Notes on Model Access and Licenses

Some upstream models may require accepting their original license terms or acceptable-use policies before use. Users are responsible for respecting the licenses of the underlying model families and datasets, including MACE, FAIRChem/UMA, ORB, MatterSim, SevenNet, PET/UPET, xTB, UFF, and related dependencies.

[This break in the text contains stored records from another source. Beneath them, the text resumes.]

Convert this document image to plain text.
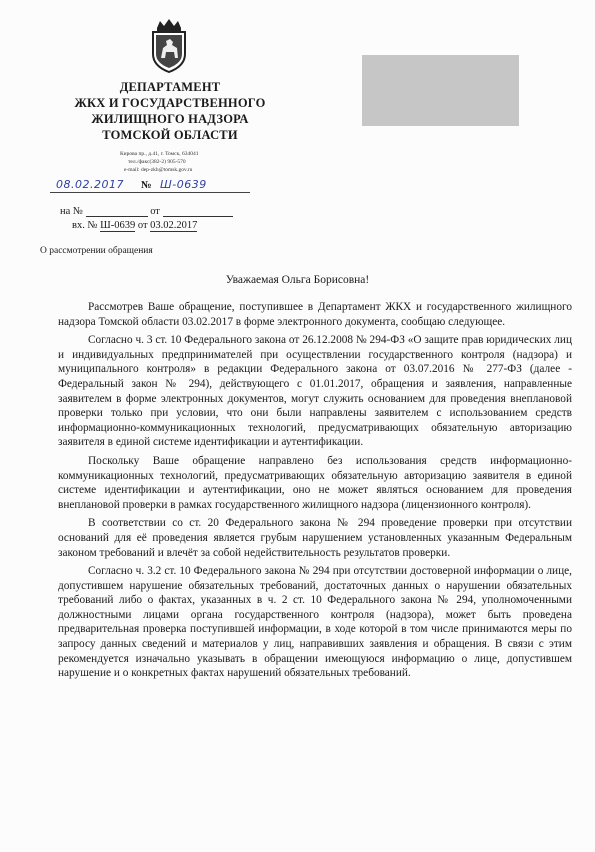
ДЕПАРТАМЕНТ
ЖКХ И ГОСУДАРСТВЕННОГО
ЖИЛИЩНОГО НАДЗОРА
ТОМСКОЙ ОБЛАСТИ
Кирова пр., д.41, г. Томск, 634041
тел./факс(382-2) 905-570
e-mail: dep-zkh@tomsk.gov.ru
08.02.2017 № Ш-0639
на №	от
вх. № Ш-0639 от 03.02.2017
О рассмотрении обращения
Уважаемая Ольга Борисовна!

Рассмотрев Ваше обращение, поступившее в Департамент ЖКХ и государственного жилищного надзора Томской области 03.02.2017 в форме электронного документа, сообщаю следующее.

Согласно ч. 3 ст. 10 Федерального закона от 26.12.2008 № 294-ФЗ «О защите прав юридических лиц и индивидуальных предпринимателей при осуществлении государственного контроля (надзора) и муниципального контроля» в редакции Федерального закона от 03.07.2016 № 277-ФЗ (далее - Федеральный закон № 294), действующего с 01.01.2017, обращения и заявления, направленные заявителем в форме электронных документов, могут служить основанием для проведения внеплановой проверки только при условии, что они были направлены заявителем с использованием средств информационно-коммуникационных технологий, предусматривающих обязательную авторизацию заявителя в единой системе идентификации и аутентификации.

Поскольку Ваше обращение направлено без использования средств информационно-коммуникационных технологий, предусматривающих обязательную авторизацию заявителя в единой системе идентификации и аутентификации, оно не может являться основанием для проведения внеплановой проверки в рамках государственного жилищного надзора (лицензионного контроля).

В соответствии со ст. 20 Федерального закона № 294 проведение проверки при отсутствии оснований для её проведения является грубым нарушением установленных указанным Федеральным законом требований и влечёт за собой недействительность результатов проверки.

Согласно ч. 3.2 ст. 10 Федерального закона № 294 при отсутствии достоверной информации о лице, допустившем нарушение обязательных требований, достаточных данных о нарушении обязательных требований либо о фактах, указанных в ч. 2 ст. 10 Федерального закона № 294, уполномоченными должностными лицами органа государственного контроля (надзора), может быть проведена предварительная проверка поступившей информации, в ходе которой в том числе принимаются меры по запросу данных сведений и материалов у лиц, направивших заявления и обращения. В связи с этим рекомендуется изначально указывать в обращении имеющуюся информацию о лице, допустившем нарушение и о конкретных фактах нарушений обязательных требований.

The public online instance is provided for free community access, but it is not intended for unlimited production workloads. For large systems, long trajectories, private data, or unrestricted benchmarking, run MLIP Studio locally.

License

MLIP Studio is released under the Apache Software License. See the ASL.md file for details.

Note that MLIP Studio provides access to several third-party model families, calculators, and datasets. These upstream components may be distributed under their own licenses or usage terms, which users are responsible for reviewing and following separately.

Project Structure

Path Description
Home.py Main Streamlit application
model_config.py Supported model definitions, model URLs/identifiers, citations, and sample structure list
sample_structures/ Example molecules, crystals, surfaces, and interfaces
requirements.txt Python dependencies
Dockerfile Container build recipe
mlip-studio-qm9-gap.pt In-house QM9 HOMO-LUMO gap model checkpoint

Citation

If you use MLIP Studio in academic work, please cite the associated manuscript:

Manas Sharma, Sudeep Punnathanam, and Ananth Govind Rajan.
MLIP Studio: An Open Platform for Interactive Benchmarking and Simulations
Using Machine Learning Interatomic Potentials.

Citation details will be updated when a DOI or preprint is available.

Acknowledgements

MLIP Studio was developed by Dr. Manas Sharma at the Department of Chemical Engineering, Indian Institute of Science, Bengaluru, in the groups of Prof. Ananth Govind Rajan and Prof. Sudeep Punnathanam.